Abstract Body: Intracerebral Hemorrhagic (ICH) stroke is the second most common type of stroke and its aftermath is often more severe than ischemia. Recent population data has shown increasing trends of ICH in middle aged people, contributing to the economic burden of society. In order to improve post ICH outcome, immediate therapeutic interventions should be administered. Hence, our research is looking into the effects of electrical stimulation of the perihematomal cortex in the hyperacute/acute phase post ICH. The end goal is to test improvement in outcomes of subjects post the administration of such a stimulation paradigm by using the observations in experimental data to validate the theoretical model and hence design a closed loop stimulation paradigm. The two approaches in the work:
Experimental: Hemorrhagic stroke is induced in minipigs by injecting 2cc of blood into the ventricular space beneath sensorimotor cortex to simulate an ICH. We insert ultra flexible microelectrodes in this region to record cortical neuronal activity and administer stimulation. Neural activity (Electrophysiological) data is collected pre/post stroke and during stimulation. The data collected is analyzed to understand changes in neural activity at different points in time. Through preliminary data analysis, we could clearly see the changes in the statistics of neural activity (pre/post ICH InterSpike Interval (ISI) histogram and firing frequency histogram). Local connectivity changes were observed in the data. Further removal of stimulation artifacts and analysis of neural data before, during and after stimulation shall be performed to understand the changes that occur during stimulation.

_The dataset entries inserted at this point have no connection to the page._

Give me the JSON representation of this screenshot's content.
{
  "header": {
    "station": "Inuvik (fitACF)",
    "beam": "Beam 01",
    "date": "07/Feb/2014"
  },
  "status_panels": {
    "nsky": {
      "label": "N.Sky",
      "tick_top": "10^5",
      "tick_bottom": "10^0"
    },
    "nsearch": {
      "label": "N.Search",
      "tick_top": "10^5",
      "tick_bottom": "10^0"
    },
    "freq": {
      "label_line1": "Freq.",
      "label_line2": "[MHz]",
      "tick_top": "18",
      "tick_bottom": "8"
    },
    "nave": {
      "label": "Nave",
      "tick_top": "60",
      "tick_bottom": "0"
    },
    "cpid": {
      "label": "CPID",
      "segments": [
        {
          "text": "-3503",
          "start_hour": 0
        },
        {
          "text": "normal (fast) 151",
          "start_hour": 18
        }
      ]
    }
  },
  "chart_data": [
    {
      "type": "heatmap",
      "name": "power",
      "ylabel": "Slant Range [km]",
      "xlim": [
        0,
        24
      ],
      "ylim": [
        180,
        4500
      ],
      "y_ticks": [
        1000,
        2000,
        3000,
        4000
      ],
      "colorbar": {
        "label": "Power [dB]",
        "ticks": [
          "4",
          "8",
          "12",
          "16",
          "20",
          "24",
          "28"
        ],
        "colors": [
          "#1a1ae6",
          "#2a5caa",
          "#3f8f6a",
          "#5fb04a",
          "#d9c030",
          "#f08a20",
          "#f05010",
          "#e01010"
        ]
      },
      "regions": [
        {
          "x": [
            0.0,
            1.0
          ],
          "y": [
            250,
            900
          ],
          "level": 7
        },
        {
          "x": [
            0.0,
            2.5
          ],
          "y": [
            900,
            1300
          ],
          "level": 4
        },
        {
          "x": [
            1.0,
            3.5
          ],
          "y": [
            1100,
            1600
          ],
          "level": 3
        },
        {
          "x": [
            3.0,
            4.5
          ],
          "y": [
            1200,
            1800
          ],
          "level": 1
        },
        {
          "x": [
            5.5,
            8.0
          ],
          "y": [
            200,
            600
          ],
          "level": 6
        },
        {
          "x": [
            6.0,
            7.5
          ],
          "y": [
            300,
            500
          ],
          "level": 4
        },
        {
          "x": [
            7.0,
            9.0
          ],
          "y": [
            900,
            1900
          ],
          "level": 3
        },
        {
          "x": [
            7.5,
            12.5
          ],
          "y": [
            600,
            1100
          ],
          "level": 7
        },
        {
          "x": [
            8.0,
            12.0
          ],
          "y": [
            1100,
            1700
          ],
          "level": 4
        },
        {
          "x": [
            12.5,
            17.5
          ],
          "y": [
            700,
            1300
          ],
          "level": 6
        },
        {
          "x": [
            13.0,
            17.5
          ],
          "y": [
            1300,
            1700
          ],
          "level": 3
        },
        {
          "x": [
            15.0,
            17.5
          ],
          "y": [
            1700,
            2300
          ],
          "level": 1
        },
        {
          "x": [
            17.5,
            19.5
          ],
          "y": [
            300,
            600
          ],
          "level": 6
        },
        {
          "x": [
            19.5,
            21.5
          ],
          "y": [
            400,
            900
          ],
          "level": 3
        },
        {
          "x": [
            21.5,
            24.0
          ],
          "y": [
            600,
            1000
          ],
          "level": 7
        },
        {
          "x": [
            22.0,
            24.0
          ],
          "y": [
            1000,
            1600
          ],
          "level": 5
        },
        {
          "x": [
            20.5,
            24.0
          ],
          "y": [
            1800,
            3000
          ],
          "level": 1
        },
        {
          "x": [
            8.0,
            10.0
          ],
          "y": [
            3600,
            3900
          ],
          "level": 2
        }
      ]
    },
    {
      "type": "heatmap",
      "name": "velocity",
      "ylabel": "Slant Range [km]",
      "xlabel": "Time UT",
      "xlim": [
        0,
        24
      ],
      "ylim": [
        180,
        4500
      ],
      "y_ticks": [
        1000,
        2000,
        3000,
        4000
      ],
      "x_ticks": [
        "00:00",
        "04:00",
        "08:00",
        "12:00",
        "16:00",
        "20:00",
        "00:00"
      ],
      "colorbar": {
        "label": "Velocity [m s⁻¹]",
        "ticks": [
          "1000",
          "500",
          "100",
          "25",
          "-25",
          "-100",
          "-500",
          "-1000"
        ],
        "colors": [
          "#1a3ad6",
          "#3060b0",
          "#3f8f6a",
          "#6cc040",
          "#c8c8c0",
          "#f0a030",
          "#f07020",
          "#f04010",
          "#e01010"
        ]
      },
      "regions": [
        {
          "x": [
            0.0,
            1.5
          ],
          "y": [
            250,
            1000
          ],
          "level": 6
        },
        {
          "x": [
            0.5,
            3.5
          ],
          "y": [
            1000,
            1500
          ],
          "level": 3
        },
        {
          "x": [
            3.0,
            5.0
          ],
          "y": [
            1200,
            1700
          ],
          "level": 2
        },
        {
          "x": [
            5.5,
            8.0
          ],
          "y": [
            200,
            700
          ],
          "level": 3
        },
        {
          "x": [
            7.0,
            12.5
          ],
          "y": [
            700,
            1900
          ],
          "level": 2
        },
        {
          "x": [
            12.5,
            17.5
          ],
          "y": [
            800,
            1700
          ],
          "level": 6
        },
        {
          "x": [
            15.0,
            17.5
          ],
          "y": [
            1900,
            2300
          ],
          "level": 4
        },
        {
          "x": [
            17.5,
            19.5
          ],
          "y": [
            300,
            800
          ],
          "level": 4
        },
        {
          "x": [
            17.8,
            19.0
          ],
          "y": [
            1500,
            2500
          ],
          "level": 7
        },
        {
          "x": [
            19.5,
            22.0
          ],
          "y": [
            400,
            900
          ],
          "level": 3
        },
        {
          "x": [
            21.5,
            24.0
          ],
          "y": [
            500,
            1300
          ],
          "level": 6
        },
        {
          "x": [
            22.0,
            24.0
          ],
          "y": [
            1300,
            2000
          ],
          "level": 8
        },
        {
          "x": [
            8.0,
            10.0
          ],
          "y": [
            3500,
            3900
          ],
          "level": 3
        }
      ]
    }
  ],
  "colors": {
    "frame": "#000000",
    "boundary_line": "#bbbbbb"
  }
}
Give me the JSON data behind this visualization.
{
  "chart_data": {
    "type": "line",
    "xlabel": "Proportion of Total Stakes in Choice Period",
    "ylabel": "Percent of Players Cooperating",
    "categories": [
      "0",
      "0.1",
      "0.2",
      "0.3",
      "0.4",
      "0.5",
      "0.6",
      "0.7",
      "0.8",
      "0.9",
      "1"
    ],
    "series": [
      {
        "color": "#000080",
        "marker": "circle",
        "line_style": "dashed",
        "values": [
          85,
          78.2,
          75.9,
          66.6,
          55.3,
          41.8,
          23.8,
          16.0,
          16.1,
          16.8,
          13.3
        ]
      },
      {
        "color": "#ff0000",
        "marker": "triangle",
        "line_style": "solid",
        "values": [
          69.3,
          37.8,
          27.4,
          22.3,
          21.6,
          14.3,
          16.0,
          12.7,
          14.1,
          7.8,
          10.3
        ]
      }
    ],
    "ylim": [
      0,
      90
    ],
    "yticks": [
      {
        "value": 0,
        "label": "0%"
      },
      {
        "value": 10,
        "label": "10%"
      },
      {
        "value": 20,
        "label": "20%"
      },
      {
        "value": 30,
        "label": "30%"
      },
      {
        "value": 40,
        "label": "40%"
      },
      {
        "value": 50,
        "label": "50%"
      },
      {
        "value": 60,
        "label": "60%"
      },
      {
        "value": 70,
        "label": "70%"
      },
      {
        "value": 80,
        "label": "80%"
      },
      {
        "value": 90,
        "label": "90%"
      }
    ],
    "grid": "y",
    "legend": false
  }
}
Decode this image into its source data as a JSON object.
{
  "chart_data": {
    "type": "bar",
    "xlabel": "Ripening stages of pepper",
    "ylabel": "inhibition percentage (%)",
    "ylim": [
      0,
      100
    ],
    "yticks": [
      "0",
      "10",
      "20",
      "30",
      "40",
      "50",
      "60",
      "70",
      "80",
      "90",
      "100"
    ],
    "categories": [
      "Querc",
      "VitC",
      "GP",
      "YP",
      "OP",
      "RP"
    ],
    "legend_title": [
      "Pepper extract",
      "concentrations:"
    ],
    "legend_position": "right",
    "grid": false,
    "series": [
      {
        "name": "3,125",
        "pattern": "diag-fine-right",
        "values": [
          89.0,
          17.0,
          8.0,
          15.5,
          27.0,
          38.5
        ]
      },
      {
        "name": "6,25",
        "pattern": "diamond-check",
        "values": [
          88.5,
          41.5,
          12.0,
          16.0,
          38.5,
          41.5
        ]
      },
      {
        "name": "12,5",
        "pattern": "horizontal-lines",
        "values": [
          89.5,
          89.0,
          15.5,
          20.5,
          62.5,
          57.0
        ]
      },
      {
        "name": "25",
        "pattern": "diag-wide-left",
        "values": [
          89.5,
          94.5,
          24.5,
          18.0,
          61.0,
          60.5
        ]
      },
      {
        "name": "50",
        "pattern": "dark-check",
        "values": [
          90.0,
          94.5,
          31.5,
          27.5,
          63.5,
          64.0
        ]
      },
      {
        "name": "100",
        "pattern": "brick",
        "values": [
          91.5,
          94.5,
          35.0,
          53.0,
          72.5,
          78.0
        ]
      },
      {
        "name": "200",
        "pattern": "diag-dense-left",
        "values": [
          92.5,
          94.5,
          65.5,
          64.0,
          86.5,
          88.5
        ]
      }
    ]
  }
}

Theoretical: We have mathematically modeled a neuron-astrocyte-vascular system in the cortical perihematoma by extending Hodgkin-Huxley biophysics to simulate pre/post acute ICH and electrical stimulation paradigms in such conditions. The results obtained help us understand the changes in the system dynamics post ICH with bifurcation analysis giving unique outlook of the complex system. The simulated data shows increase in excitability of perihematomal tissue during acute phase. Further, the model also showcases calcium ion dyshomeostasis and problems in ATP production and consumption. Normal stimulation paradigms are shown to not work in such settings. Further exploration of the intricacies of the system is at focus to better understand electrical stimulation in such cerebrovascular conditions.